Türkiye’de her dönem cemaatler ve tarikatlar seçimler öncesi renklerini belli ettiler.
Ama bu kararlar genelde cemaatlerin içinde kaldı, kulaktan kulağa yayıldı, kamuoyuna açıklanmadı.
Her siyasi görüşten insana açık olmak iddiasındaki bir tarikat ya da cemaatin zaten aksini yapması yakışık almazdı.
Bu hassasiyet son dönemlerde terkedildi.
Herhalde talepler üzerine her seçim öncesi iktidara yazılı açıklamalarla destek verildi.
Ama bu seçime kadar tarikat ve cemaatleri bir seçim kampanyasının ortasında bayrak sallar vaziyette hiç görmemiştik.
Ayetler, hadisler, siyerden kıssalar havalarda uçuşuyor, dua zincirleri kuruluyor, fetvalar veriliyor, muhalefetten neredeyse Mekkeli müşrikler gibi bahsediliyor.
Şeyh efendiler, abiler, seydalar sanki bir daha ülkenin yarısına hiç tebliğ yapmayacaklarmış gibi rahatlar.

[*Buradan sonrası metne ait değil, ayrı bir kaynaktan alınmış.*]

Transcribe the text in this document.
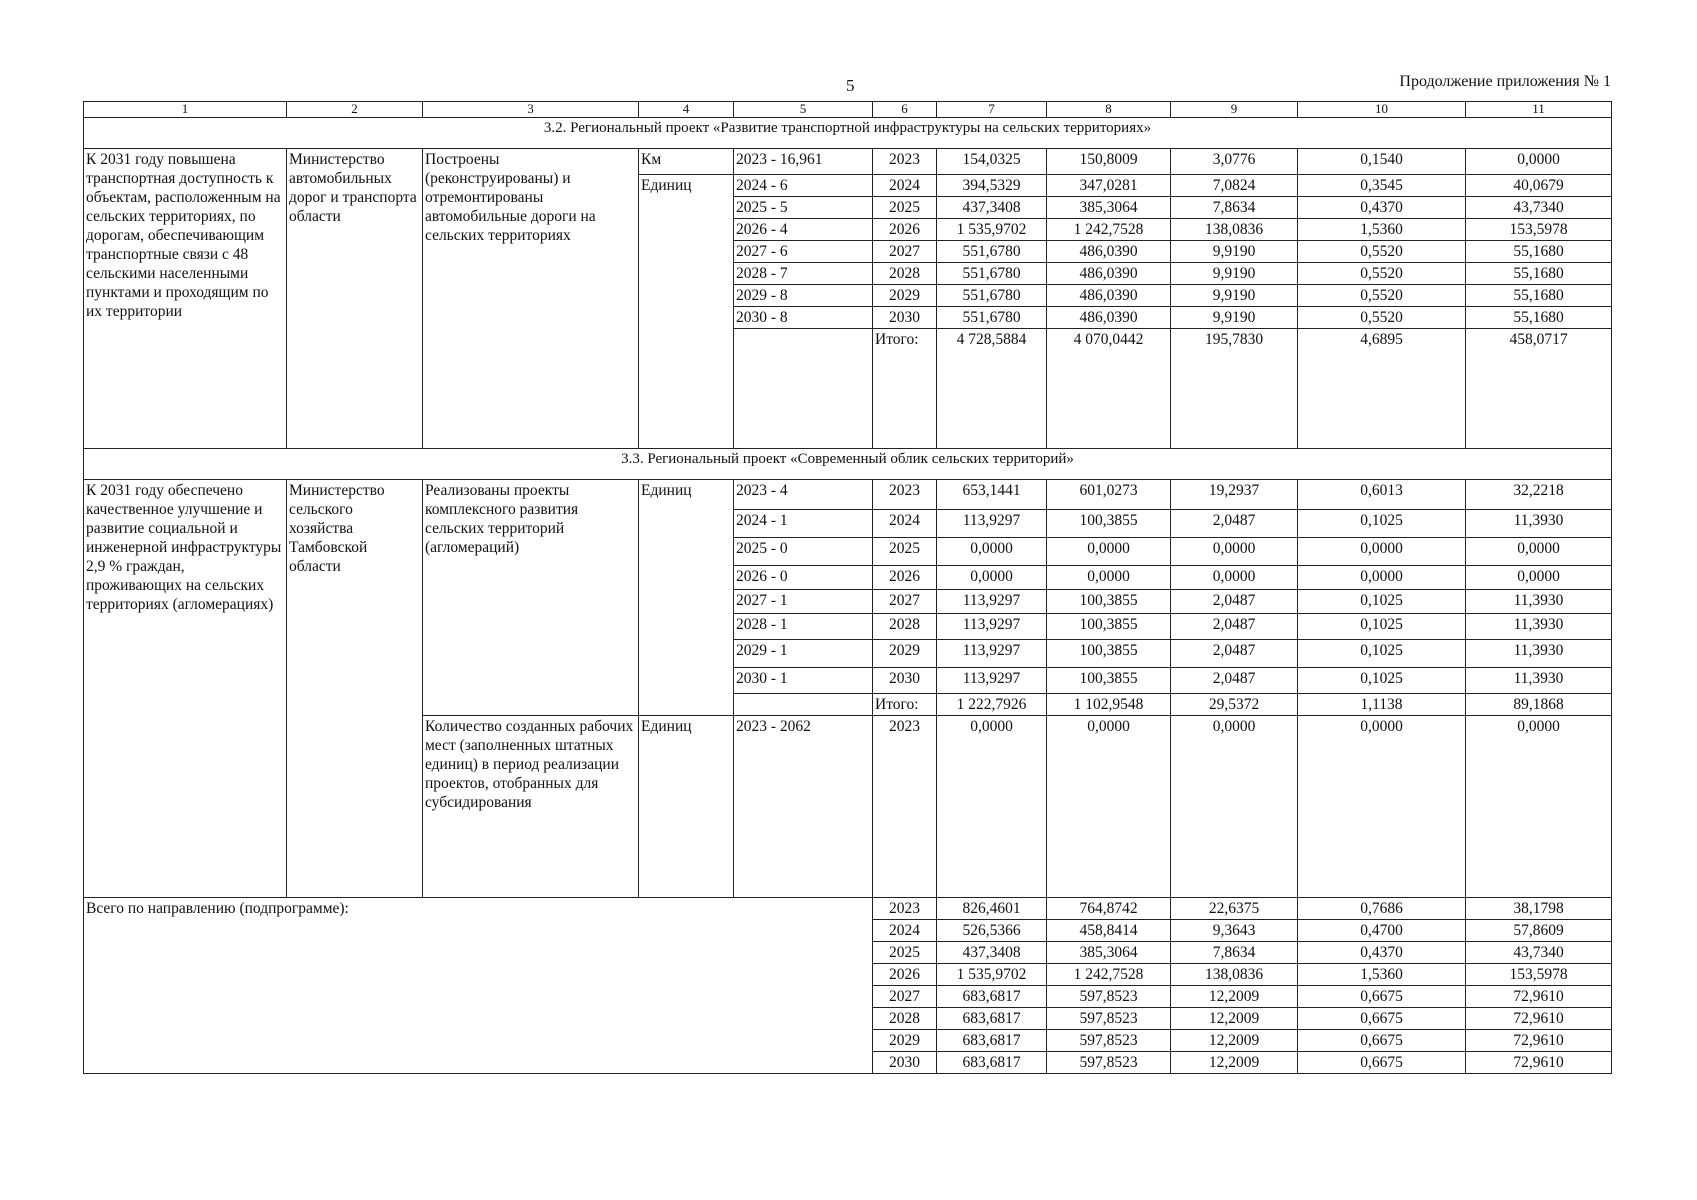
5	Продолжение приложения № 1
1	2	3	4	5	6	7	8	9	10	11
3.2. Региональный проект «Развитие транспортной инфраструктуры на сельских территориях»										
К 2031 году повышена транспортная доступность к объектам, расположенным на сельских территориях, по дорогам, обеспечивающим транспортные связи с 48 сельскими населенными пунктами и проходящим по их территории	Министерство автомобильных дорог и транспорта области	Построены (реконструированы) и отремонтированы автомобильные дороги на сельских территориях	Км	2023 - 16,961	2023	154,0325	150,8009	3,0776	0,1540	0,0000
			Единиц	2024 - 6	2024	394,5329	347,0281	7,0824	0,3545	40,0679
				2025 - 5	2025	437,3408	385,3064	7,8634	0,4370	43,7340
				2026 - 4	2026	1 535,9702	1 242,7528	138,0836	1,5360	153,5978
				2027 - 6	2027	551,6780	486,0390	9,9190	0,5520	55,1680
				2028 - 7	2028	551,6780	486,0390	9,9190	0,5520	55,1680
				2029 - 8	2029	551,6780	486,0390	9,9190	0,5520	55,1680
				2030 - 8	2030	551,6780	486,0390	9,9190	0,5520	55,1680
					Итого:	4 728,5884	4 070,0442	195,7830	4,6895	458,0717
3.3. Региональный проект «Современный облик сельских территорий»										
К 2031 году обеспечено качественное улучшение и развитие социальной и инженерной инфраструктуры 2,9 % граждан, проживающих на сельских территориях (агломерациях)	Министерство сельского хозяйства Тамбовской области	Реализованы проекты комплексного развития сельских территорий (агломераций)	Единиц	2023 - 4	2023	653,1441	601,0273	19,2937	0,6013	32,2218
				2024 - 1	2024	113,9297	100,3855	2,0487	0,1025	11,3930
				2025 - 0	2025	0,0000	0,0000	0,0000	0,0000	0,0000
				2026 - 0	2026	0,0000	0,0000	0,0000	0,0000	0,0000
				2027 - 1	2027	113,9297	100,3855	2,0487	0,1025	11,3930
				2028 - 1	2028	113,9297	100,3855	2,0487	0,1025	11,3930
				2029 - 1	2029	113,9297	100,3855	2,0487	0,1025	11,3930
				2030 - 1	2030	113,9297	100,3855	2,0487	0,1025	11,3930
					Итого:	1 222,7926	1 102,9548	29,5372	1,1138	89,1868
		Количество созданных рабочих мест (заполненных штатных единиц) в период реализации проектов, отобранных для субсидирования	Единиц	2023 - 2062	2023	0,0000	0,0000	0,0000	0,0000	0,0000
Всего по направлению (подпрограмме):					2023	826,4601	764,8742	22,6375	0,7686	38,1798
					2024	526,5366	458,8414	9,3643	0,4700	57,8609
					2025	437,3408	385,3064	7,8634	0,4370	43,7340
					2026	1 535,9702	1 242,7528	138,0836	1,5360	153,5978
					2027	683,6817	597,8523	12,2009	0,6675	72,9610
					2028	683,6817	597,8523	12,2009	0,6675	72,9610
					2029	683,6817	597,8523	12,2009	0,6675	72,9610
					2030	683,6817	597,8523	12,2009	0,6675	72,9610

Birinci tur öncesi hararetli destek açıklamaları yetmemiş olacak ki, ikinci tura giderken vaazlarda şeyhler açıktan propagandaya başladı, parmaklar sallanıyor, müminler ahiretle korkutuluyor.
İsmailağa Tarikatı’nın iki numaralı ismi Salih Topçu, resmi imamlık görevini yaptığı Sultan Selim Camii’ndeki Pazar sohbetinde açıkça cemaatinden ikinci tur için Erdoğan’a oy istemiş.
Ama bunu yaparken maaşında ve içinde bulunduğu camide hakkı olan ülkenin diğer yarısı için de pek iyi şeyler söylememiş:
“Senin attığın bir adımla eğer İslam düşmanları kutlama yapıp rakı içecekse içen sarhoş, onlara kutlama yaptıranlar da içmeyen sarhoş. İçen sarhoş 3 saatte ayılır, o içmeyen sarhoş ölene kadar ayılmaz. O yüzden zaten bizi anlamıyorlar. Allah için konuşuyorum, ahiretin için konuşuyorum. Senin imanına zararı var bu işin. Müminin kafirleri öfkelendirmesi, çatlatması boynunun borcudur. Gelecek hafta muhakkak oy kullanın. Nasıl yapacağımız zaten bellidir.”
Burada “çatlatılması istenen kafir”, “kutlama yapıp rakı içecek İslam düşmanı” galiba Biden ya da Netanyahu değil.
Muhalefete oy vermek de artık ahiretimizi yakmamıza neden olacak, imanımıza zarar verecek itikadı bir mesele haline gelmiş durumda. Tekfirin bir adım gerisine kadar gelindi.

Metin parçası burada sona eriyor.